The externalUserRef is your user identifier — whatever ID you use in your system. Nexus maps it to an internal tenant_user_id, and outbound webhooks echo your value as external_user_ref alongside the internal user_id.

  • A connection is a link between Nexus and a provider account (e.g., “Fitbit user ABC”).
  • A binding ties a connection to one of your users within your tenant.
  • One provider connection can be bound to multiple users (rare but supported).

If a provider user has already connected via another tenant, Nexus reuses the same connection. Your user gets a new binding to the existing connection.
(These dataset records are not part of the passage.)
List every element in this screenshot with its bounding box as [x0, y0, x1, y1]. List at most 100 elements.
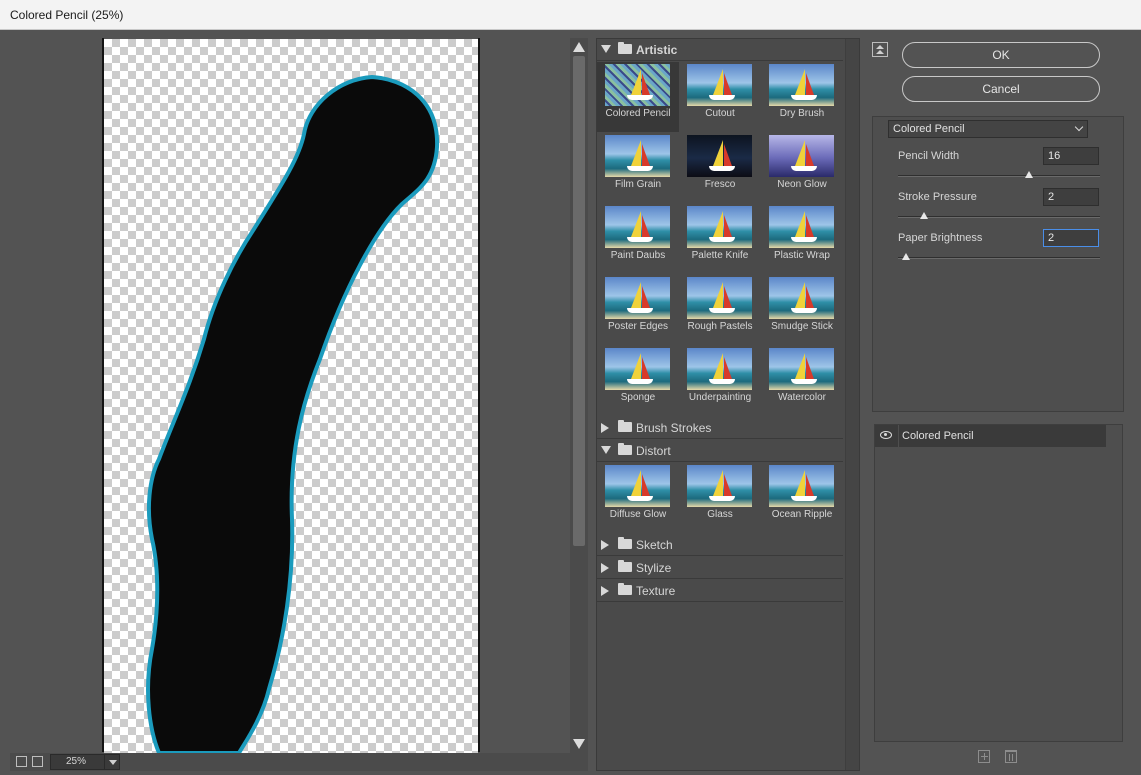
- category-stylize[interactable]: Stylize: [597, 557, 843, 579]
- boat-hull: [709, 166, 735, 171]
- preview-area[interactable]: [10, 38, 588, 753]
- folder-icon: [618, 560, 632, 572]
- scroll-up-icon[interactable]: [573, 42, 585, 52]
- filter-label: Cutout: [705, 108, 735, 119]
- pencil-width-knob[interactable]: [1025, 171, 1034, 178]
- gallery-scrollbar[interactable]: [845, 39, 859, 770]
- filter-label: Plastic Wrap: [774, 250, 830, 261]
- filter-thumb-sponge[interactable]: Sponge: [597, 346, 679, 416]
- title-bar: Colored Pencil (25%): [0, 0, 1141, 30]
- cancel-button[interactable]: Cancel: [902, 76, 1100, 102]
- filter-thumb-diffuse-glow[interactable]: Diffuse Glow: [597, 463, 679, 533]
- filter-thumb-underpainting[interactable]: Underpainting: [679, 346, 761, 416]
- paper-brightness-slider[interactable]: [898, 257, 1100, 259]
- boat-sail: [631, 69, 641, 95]
- filter-label: Dry Brush: [779, 108, 825, 119]
- filter-preview-image: [769, 348, 834, 390]
- effect-layers-panel: [874, 424, 1123, 742]
- zoom-in-button[interactable]: [32, 756, 43, 767]
- filter-thumb-film-grain[interactable]: Film Grain: [597, 133, 679, 203]
- category-brush-strokes[interactable]: Brush Strokes: [597, 417, 843, 439]
- filter-thumb-paint-daubs[interactable]: Paint Daubs: [597, 204, 679, 274]
- preview-shape: [146, 74, 440, 753]
- triangle-right-icon[interactable]: [601, 540, 609, 550]
- stroke-pressure-input[interactable]: 2: [1043, 188, 1099, 206]
- boat-sail: [631, 470, 641, 496]
- filter-label: Neon Glow: [777, 179, 827, 190]
- boat-sail2: [642, 286, 650, 308]
- paper-brightness-knob[interactable]: [902, 253, 911, 260]
- boat-sail: [795, 282, 805, 308]
- filter-thumb-watercolor[interactable]: Watercolor: [761, 346, 843, 416]
- filter-select[interactable]: Colored Pencil: [888, 120, 1088, 138]
- zoom-out-button[interactable]: [16, 756, 27, 767]
- filter-thumb-rough-pastels[interactable]: Rough Pastels: [679, 275, 761, 345]
- boat-sail: [713, 69, 723, 95]
- filter-thumb-poster-edges[interactable]: Poster Edges: [597, 275, 679, 345]
- zoom-dropdown-icon[interactable]: [104, 754, 120, 770]
- boat-sail2: [724, 215, 732, 237]
- filter-thumb-neon-glow[interactable]: Neon Glow: [761, 133, 843, 203]
- category-artistic[interactable]: Artistic: [597, 39, 843, 61]
- pencil-width-slider[interactable]: [898, 175, 1100, 177]
- new-effect-layer-icon[interactable]: [978, 750, 990, 763]
- filter-preview-image: [687, 277, 752, 319]
- scroll-down-icon[interactable]: [573, 739, 585, 749]
- filter-thumb-dry-brush[interactable]: Dry Brush: [761, 62, 843, 132]
- folder-icon: [618, 42, 632, 54]
- category-texture[interactable]: Texture: [597, 580, 843, 602]
- category-label: Stylize: [636, 561, 672, 575]
- paper-brightness-input[interactable]: 2: [1043, 229, 1099, 247]
- filter-thumb-colored-pencil[interactable]: Colored Pencil: [597, 62, 679, 132]
- preview-canvas: [104, 39, 478, 753]
- boat-sail: [631, 353, 641, 379]
- stroke-pressure-slider[interactable]: [898, 216, 1100, 218]
- filter-preview-image: [769, 64, 834, 106]
- ok-button[interactable]: OK: [902, 42, 1100, 68]
- boat-sail2: [724, 474, 732, 496]
- canvas-left-edge: [102, 38, 104, 752]
- filter-thumb-plastic-wrap[interactable]: Plastic Wrap: [761, 204, 843, 274]
- scroll-thumb[interactable]: [573, 56, 585, 546]
- boat-hull: [791, 95, 817, 100]
- trash-icon[interactable]: [1005, 750, 1017, 763]
- stroke-pressure-label: Stroke Pressure: [898, 191, 977, 203]
- category-label: Brush Strokes: [636, 421, 712, 435]
- filter-thumb-ocean-ripple[interactable]: Ocean Ripple: [761, 463, 843, 533]
- window-title: Colored Pencil (25%): [10, 8, 124, 22]
- boat-sail2: [642, 357, 650, 379]
- filter-thumb-fresco[interactable]: Fresco: [679, 133, 761, 203]
- filter-label: Poster Edges: [607, 321, 669, 332]
- category-sketch[interactable]: Sketch: [597, 534, 843, 556]
- boat-hull: [627, 95, 653, 100]
- filter-label: Smudge Stick: [771, 321, 833, 332]
- boat-hull: [709, 308, 735, 313]
- triangle-down-icon[interactable]: [601, 446, 611, 454]
- boat-sail2: [724, 357, 732, 379]
- preview-scrollbar[interactable]: [570, 38, 588, 753]
- triangle-down-icon[interactable]: [601, 45, 611, 53]
- boat-sail: [795, 69, 805, 95]
- boat-sail2: [806, 73, 814, 95]
- boat-hull: [627, 308, 653, 313]
- triangle-right-icon[interactable]: [601, 423, 609, 433]
- boat-hull: [791, 496, 817, 501]
- triangle-right-icon[interactable]: [601, 586, 609, 596]
- stroke-pressure-knob[interactable]: [920, 212, 929, 219]
- filter-thumb-cutout[interactable]: Cutout: [679, 62, 761, 132]
- category-distort[interactable]: Distort: [597, 440, 843, 462]
- collapse-gallery-icon[interactable]: [872, 42, 888, 57]
- filter-thumb-palette-knife[interactable]: Palette Knife: [679, 204, 761, 274]
- filter-thumb-glass[interactable]: Glass: [679, 463, 761, 533]
- eye-icon[interactable]: [880, 431, 892, 439]
- paper-brightness-label: Paper Brightness: [898, 232, 983, 244]
- triangle-right-icon[interactable]: [601, 563, 609, 573]
- boat-sail: [795, 470, 805, 496]
- boat-hull: [627, 379, 653, 384]
- boat-sail: [795, 211, 805, 237]
- chevron-down-icon: [1074, 122, 1084, 132]
- pencil-width-input[interactable]: 16: [1043, 147, 1099, 165]
- boat-sail2: [806, 144, 814, 166]
- boat-sail2: [642, 144, 650, 166]
- filter-thumb-smudge-stick[interactable]: Smudge Stick: [761, 275, 843, 345]
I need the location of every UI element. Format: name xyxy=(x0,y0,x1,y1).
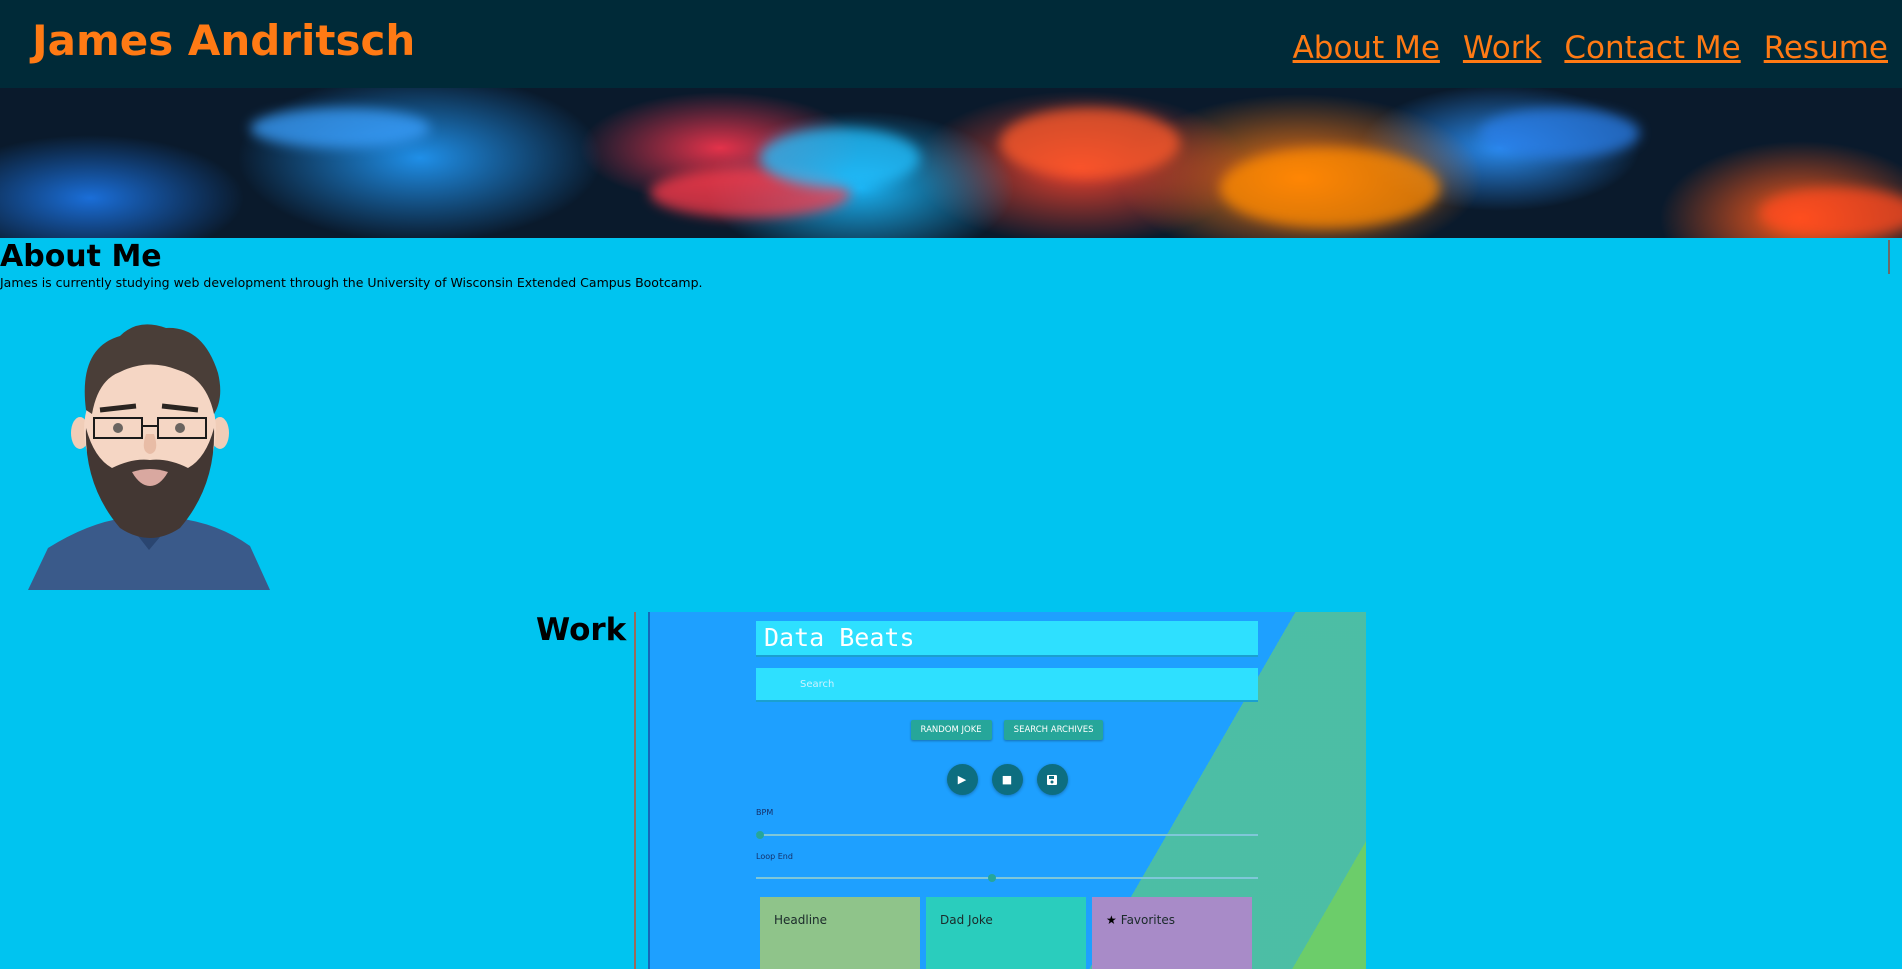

Token management is shared — Nexus handles refresh and revocation centrally.

Once connected, data flows automatically:

  1. The provider sends change notifications to Nexus.
  2. Nexus fetches the updated data using the stored OAuth tokens.
  3. Data is normalized into the canonical event format.
  4. Events are delivered to your webhook subscriptions.

Before data can be delivered, register a webhook subscription for the event types you want:

Terminal window
curl -X POST https://nexus.example/api/subscriptions \
-H "Content-Type: application/json" \
-H "Authorization: Bearer your-tenant-api-key" \
-d '{
"tenantId": "your-tenant-id",
"eventType": "daily_summary",
"endpointUrl": "https://yourapp.com/webhooks/fitness"
}'

You can subscribe to any event type — one subscription per event type per endpoint.

To stop receiving a given event type, remove the webhook subscription:

Terminal window
curl -X DELETE https://nexus.example/api/admin/subscriptions/subscription-uuid \
-H "CF-Access-JWT-Assertion: <access-jwt>"

This disables event delivery for that subscription.

ScenarioBehavior
Launch token expired or reused403 on launch, user must request a new link.
User cancels on providerRedirected to your redirectUri with status=error.
Token exchange failsRedirected with status=error. Connection attempt marked failed.
Provider connection already existsReused. New binding created for your user.